Romney himself has also bought TV time. Statewide totals are not available, but the former Massachusetts governor spent more than $250,000 just in the Orlando market for the week ending Tuesday.

And though Romney is the only individual candidate who has bought ads — his have been up for the past four weeks — expect to see commercials for Gingrich, Santorum and — maybe — U.S. Rep. Ron Paul of Texas this week. Their super PACs also are expected to buy time.

Florida has 10 independent television markets, making it one of the most expensive states in the country for candidates to run statewide TV campaigns.

“They’re going to go for broke in Florida, because Florida is such a symbol of Republican strength,” said University of South Florida political scientist Susan MacManus. “The Republicans know if you don’t win in Florida, you don’t win the White House.”

Super PACs first became major players in the 2010 elections after the U.S. Supreme Court, in the Citizens United case, ruled in 2009 that corporations and individuals could spend as much as they wanted on “independent” political ads. And they’ve been the story of this political year so far.

Super PACs — mostly the Romney-backing Restore Our Future — spent more than $5.3 million leading up to Iowa’s Jan. 3 caucus. Gingrich blamed the hammering he took for his rapid fall from first in the polls to fourth in the voting. In New Hampshire, the super PACs spent more than $18 million, according to ProPublica, an independent, nonprofit, Internet-based news organization.

In the days leading up to both states’ contests, all available TV commercial time slots were purchased.

The candidates and super PACs spent about $12 million in South Carolina, a far-less-expensive media state. More than $7.6 million of that was by super PACs, according to ProPublica.

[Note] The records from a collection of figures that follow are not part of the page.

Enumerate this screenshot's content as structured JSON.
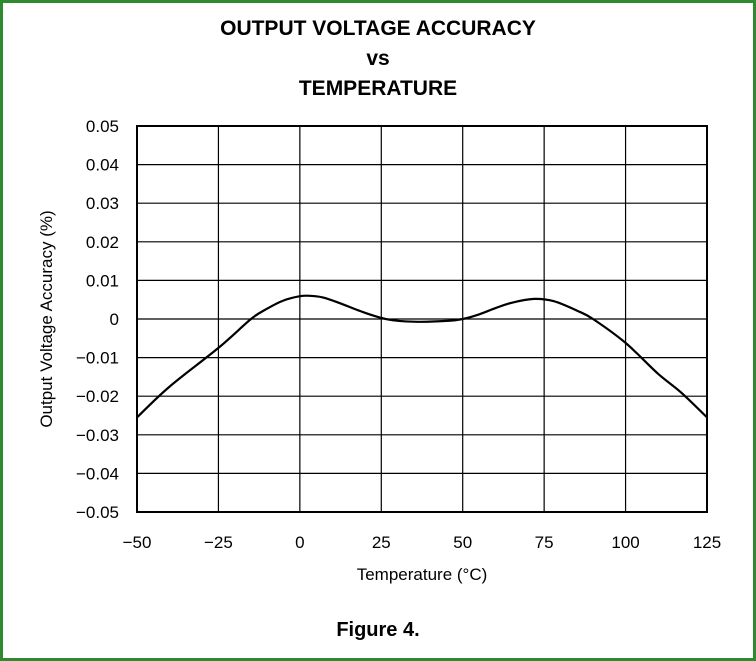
{
  "chart_data": {
    "type": "line",
    "title_lines": [
      "OUTPUT VOLTAGE ACCURACY",
      "vs",
      "TEMPERATURE"
    ],
    "xlabel": "Temperature (°C)",
    "ylabel": "Output Voltage Accuracy (%)",
    "xlim": [
      -50,
      125
    ],
    "ylim": [
      -0.05,
      0.05
    ],
    "x_ticks": [
      "−50",
      "−25",
      "0",
      "25",
      "50",
      "75",
      "100",
      "125"
    ],
    "y_ticks": [
      "0.05",
      "0.04",
      "0.03",
      "0.02",
      "0.01",
      "0",
      "−0.01",
      "−0.02",
      "−0.03",
      "−0.04",
      "−0.05"
    ],
    "grid": true,
    "series": [
      {
        "x": [
          -50,
          -40,
          -25,
          -15,
          -10,
          -5,
          0,
          3,
          7,
          12,
          20,
          27,
          35,
          45,
          50,
          55,
          60,
          65,
          72,
          78,
          85,
          90,
          100,
          110,
          117,
          125
        ],
        "y": [
          -0.0255,
          -0.0175,
          -0.0075,
          0.0,
          0.0027,
          0.0048,
          0.0059,
          0.006,
          0.0056,
          0.0042,
          0.0016,
          -0.0001,
          -0.0007,
          -0.0005,
          0.0,
          0.0012,
          0.0028,
          0.0042,
          0.0052,
          0.0046,
          0.0022,
          0.0,
          -0.0062,
          -0.0142,
          -0.019,
          -0.0255
        ]
      }
    ]
  },
  "caption": "Figure 4."
}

Restore Our Future already has spent more money in Florida than the $2.8 million it laid out in South Carolina. Its two most recent Sunshine State buys totaled $3.2 million, bringing its total to more than $4 million here, according to Federal Election Commission records covering campaign spending through Jan. 20.

The super PAC and Romney combined have been spending about $300,000 a week on TV ads in the Orlando market since the last week of December. Romney’s ads are gauzy testaments to his “constancy” and 42-year marriage, while Restore Our Future has hammered Gingrich and Santorum as “Washington insiders,” calling Gingrich a man with “more baggage than the airlines.”

Paul’s campaign announced it would skip Florida, but a pro-Paul super PAC, Endorse Liberty, has made a small purchase. That group bought $67,000 worth of time next week on WHDT, an independent TV station serving Miami and West Palm Beach.

Also, the American Federation of State, County and Municipal Employees super PAC, a Democratic-leaning organization tied to the public-employees labor union, is ready to air a reported $800,000 worth of spots attacking Romney’s alleged “corporate greed.” AFSCME had not yet filed its full report with the FEC, but Orlando stations report at least $280,000 worth of time was purchased for spots running Monday through Jan. 31.

The pro-Gingrich super PAC Winning Our Future, backed by a $5 million contribution from casino billionaire Sheldon Adelson, aired the controversial — and factually misleading — 29-minute anti-Romney documentary called “King of Bain” in South Carolina. The film was so widely criticized that Gingrich himself — speaking publicly in Orlando last week to get around the legal prohibition against “coordinating” with the super PAC — told sponsors he wanted them to edit out misstatements or stop airing it.

Gingrich’s super PAC had not purchased any spots in Florida, at least through last Thursday, according to FEC filings. Neither had the pro-Santorum super PAC, the Red White and Blue Fund.